Following a strong 16% revenue growth last year, Haines Watts had predicted a slower growth rate in the second half of FY19 due to Brexit but has achieved a 13% leap in revenues from both organic growth and its acquisition strategy.

“The Brexit scenario was aimed for our year-end so we had some concerns clients would rein in activity or investment, which to an extent has played out but we are still showing a healthy 13% increase in revenues,” said managing partner Michael Davidson.

“With the addition of new businesses to our group, we are steadily expanding our service offering which is leading to a rounder advisory service with existing clients and generating new fee income. Haines Watts is now able to advise wider on complex tax matters and private client work; we are fully able to provide business owners advisory support in today’s challenging climate.”

The firm remains firmly in acquisitive mode, already recording 6% in acquired fee growth in the current financial year including its latest North East deals.

Profitability last year also recorded double digit growth at over 10%, albeit slower than FY18 which Davidson puts down to the firm investing heavily in recruitment, tech and office environments.

“We have spent a lot of time working on developing our people in the last few years through our leadership development programme which has been well received. From this we have rolled out our ‘coaching for success’ programme across the business and we are preparing for a company-wide vision and values project to tie in with this which will prime everyone for a very powerful growth opportunity,” said Davidson.

Haines Watts has over 60 offices across the UK and rolled out a regional model in late 2018 to foster greater collaboration across 10 regions.

“We have spent 2019 looking at where every region is in their business cycle and have benchmarked best practice levels – effectively we’ve been getting our ducks in a row which will now leverage our organic growth opportunity. We intend to recruit further across all our service lines and functional support to facilitate regional growth further in 2019/20.”

Looking ahead, what challenges will Haines Watts and its SME client base expect to see as Brexit is still unresolved and Britain awaits Government’s next move?

“We had the stockpiling in the Spring, which was artificial spending that many fell into trap of assuming was general trading. Q2 seems to have been car crash across most sectors. We are seeing corporate finance deals drifting, businesses are not investing in assets and capping headcount, all because of uncertainty and fear being whipped up in the government and media. That paralysis is very unhealthy for business but without greater certainty it’s the only strategy for most.

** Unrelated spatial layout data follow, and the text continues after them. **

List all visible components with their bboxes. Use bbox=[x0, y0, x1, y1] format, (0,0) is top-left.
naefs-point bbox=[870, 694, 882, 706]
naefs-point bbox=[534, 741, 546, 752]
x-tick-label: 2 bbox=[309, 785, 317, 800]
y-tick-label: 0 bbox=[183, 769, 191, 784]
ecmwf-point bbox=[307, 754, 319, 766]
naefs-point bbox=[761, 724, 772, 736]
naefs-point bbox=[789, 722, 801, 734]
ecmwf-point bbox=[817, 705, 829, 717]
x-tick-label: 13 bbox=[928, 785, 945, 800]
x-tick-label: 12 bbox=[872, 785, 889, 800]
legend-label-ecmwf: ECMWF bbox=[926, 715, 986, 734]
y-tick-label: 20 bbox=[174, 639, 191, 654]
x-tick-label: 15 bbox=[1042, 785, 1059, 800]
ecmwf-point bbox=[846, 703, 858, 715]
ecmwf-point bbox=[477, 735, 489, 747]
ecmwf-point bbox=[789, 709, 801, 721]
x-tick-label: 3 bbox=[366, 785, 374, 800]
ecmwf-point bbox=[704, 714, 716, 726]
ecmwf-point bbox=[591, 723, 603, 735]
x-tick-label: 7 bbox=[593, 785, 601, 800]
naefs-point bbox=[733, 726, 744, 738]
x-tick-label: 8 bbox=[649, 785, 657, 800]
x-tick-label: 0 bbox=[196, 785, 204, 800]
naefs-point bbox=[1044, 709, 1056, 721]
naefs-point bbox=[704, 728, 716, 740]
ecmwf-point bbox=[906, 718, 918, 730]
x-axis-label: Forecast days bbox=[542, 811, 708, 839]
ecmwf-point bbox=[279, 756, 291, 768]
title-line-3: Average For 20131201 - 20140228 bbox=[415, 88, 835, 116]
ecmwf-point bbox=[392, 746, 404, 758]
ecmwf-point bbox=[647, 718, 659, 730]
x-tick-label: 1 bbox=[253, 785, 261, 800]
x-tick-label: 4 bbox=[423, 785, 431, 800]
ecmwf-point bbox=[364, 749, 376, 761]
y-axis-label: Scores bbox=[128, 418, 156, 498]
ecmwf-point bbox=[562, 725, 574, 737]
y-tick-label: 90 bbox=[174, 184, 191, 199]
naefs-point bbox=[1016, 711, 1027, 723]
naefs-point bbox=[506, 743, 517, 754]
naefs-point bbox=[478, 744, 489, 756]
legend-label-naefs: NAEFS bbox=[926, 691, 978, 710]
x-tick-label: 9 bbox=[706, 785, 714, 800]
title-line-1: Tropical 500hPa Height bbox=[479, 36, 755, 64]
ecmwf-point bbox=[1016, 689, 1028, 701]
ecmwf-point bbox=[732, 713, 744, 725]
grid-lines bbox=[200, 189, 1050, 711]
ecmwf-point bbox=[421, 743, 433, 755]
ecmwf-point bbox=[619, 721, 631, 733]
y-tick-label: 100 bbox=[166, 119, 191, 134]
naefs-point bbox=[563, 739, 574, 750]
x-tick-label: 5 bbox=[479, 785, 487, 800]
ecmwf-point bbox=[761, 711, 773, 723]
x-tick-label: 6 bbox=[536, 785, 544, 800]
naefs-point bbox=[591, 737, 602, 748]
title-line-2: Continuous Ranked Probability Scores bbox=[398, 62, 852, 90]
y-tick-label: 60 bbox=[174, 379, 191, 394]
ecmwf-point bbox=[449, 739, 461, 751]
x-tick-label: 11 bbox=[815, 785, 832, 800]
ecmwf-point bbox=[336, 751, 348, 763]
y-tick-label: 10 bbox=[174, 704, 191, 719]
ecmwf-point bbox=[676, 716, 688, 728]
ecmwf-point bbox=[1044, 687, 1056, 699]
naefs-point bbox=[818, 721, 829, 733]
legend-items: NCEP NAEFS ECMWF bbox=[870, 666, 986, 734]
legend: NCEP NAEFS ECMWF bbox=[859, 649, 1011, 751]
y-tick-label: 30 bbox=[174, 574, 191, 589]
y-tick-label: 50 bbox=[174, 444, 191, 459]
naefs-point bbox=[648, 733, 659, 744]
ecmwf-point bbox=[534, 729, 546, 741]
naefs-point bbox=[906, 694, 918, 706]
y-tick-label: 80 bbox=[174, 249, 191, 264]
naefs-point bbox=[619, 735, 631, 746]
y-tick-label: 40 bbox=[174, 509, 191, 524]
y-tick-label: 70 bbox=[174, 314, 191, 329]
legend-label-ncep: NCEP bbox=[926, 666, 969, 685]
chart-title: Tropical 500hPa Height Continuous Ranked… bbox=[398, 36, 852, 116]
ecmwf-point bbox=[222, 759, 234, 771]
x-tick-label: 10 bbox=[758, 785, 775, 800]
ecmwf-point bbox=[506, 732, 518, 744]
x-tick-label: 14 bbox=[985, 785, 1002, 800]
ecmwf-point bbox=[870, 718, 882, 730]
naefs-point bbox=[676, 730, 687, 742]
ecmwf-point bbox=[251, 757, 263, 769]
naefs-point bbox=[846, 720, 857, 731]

“We are acutely aware the impact of how we end up leaving the EU will impact on our clients’ performance. At present our focus with them is on looking after cash forecasting to fight off any disruption post the Brexit deadline,” said Davidson.

Alongside eyeing the growth of tech, through AI and machine learning, in the accountancy sector, Davidson also has his attention firmly set on human talent.

He added: “We have a workforce of over 54% millennial and 15% generation z employees across the firm so have been piloting changing our working culture to create an environment fit for the future.

“We know agile and flexible working is attractive to ‘future of work’, so our new offices in Birmingham have no fixed desks and soon we will bring our most recent London acquisitions into our Holborn office and take a similar approach. We are even looking at co-working space for clients in our future plans and are very keen to lead the way in being a modern business unafraid to adopt change.”